The good news is that in college, while you’re young, you can typically “get away with” a whole lot more. Taking care of yourself most of the time will pay off down the line, but realistically, you do have more wiggle room at this age than you ever will again.
So if your friends invite you out for barbecue ribs…don’t say no because you’re afraid of sugar in the sauce. After all, it’s not just food that makes us healthy. Stressing over food can do just as much harm as the food itself. Strong social connections make us healthier in pretty much every possible way. Sometimes, splitting an Oreo sundae is the healthy choice, and as long as you’re Paleo most of the time, those occasional detours won’t do you much damage.
Summing it Up
If you’re a college student choosing to eat Paleo…congratulations! You’re miles ahead of the curve when it comes to taking care of your health. The benefits might not be obvious now, but you’ll start seeing them at 35 when everyone else is slowing down and you still feel great.

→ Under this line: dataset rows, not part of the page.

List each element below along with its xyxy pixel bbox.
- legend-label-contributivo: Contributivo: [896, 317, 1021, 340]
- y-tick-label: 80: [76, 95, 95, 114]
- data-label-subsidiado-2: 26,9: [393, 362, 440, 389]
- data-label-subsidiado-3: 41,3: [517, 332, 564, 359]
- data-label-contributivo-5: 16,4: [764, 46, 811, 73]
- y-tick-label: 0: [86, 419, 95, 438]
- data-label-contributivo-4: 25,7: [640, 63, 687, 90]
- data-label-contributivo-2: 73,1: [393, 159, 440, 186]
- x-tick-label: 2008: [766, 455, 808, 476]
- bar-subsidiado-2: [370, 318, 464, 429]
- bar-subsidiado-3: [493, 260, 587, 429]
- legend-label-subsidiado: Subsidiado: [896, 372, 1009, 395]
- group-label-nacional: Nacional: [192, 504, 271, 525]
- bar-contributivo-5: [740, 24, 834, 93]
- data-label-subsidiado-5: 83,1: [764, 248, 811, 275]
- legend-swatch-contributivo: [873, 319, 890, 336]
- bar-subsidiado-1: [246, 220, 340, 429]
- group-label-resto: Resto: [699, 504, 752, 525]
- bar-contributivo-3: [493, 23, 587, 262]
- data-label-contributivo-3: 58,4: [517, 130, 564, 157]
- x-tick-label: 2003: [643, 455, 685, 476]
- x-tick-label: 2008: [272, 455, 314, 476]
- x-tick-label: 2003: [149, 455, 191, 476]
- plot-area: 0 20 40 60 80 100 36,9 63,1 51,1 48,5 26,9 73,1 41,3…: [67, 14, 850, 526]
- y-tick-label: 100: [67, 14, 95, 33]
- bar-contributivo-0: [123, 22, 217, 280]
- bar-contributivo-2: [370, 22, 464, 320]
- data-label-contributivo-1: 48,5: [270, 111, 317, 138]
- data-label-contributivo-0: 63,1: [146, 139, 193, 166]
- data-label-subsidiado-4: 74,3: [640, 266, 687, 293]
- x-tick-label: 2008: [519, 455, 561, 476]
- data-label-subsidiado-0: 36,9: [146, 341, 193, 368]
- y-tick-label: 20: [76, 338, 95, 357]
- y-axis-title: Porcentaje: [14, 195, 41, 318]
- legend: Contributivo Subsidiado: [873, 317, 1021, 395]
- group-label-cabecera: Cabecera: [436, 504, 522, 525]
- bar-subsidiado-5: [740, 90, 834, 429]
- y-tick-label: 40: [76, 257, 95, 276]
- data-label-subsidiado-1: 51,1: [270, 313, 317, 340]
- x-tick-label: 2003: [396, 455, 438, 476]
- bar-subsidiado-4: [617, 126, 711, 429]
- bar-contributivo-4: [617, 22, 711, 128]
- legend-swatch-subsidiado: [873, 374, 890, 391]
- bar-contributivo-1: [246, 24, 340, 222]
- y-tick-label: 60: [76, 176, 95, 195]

Whether you’re stuck with a meal plan or cooking for yourself, there are plenty of cheap and fast ways to get some food in your stomach and get back to the rest of your life. And just remember: you don’t have to be 100% perfect, 100% of the time. It is possible to find a level of strictness that keeps you feeling good without wrecking your social life; it just takes a little experimentation.
Thank you for this article! I have a daughter who will be moving out of the dorms and into her own apartment this summer... is there a Paleo cookbook along these lines that you would recommend for her? Thanks a Bunch!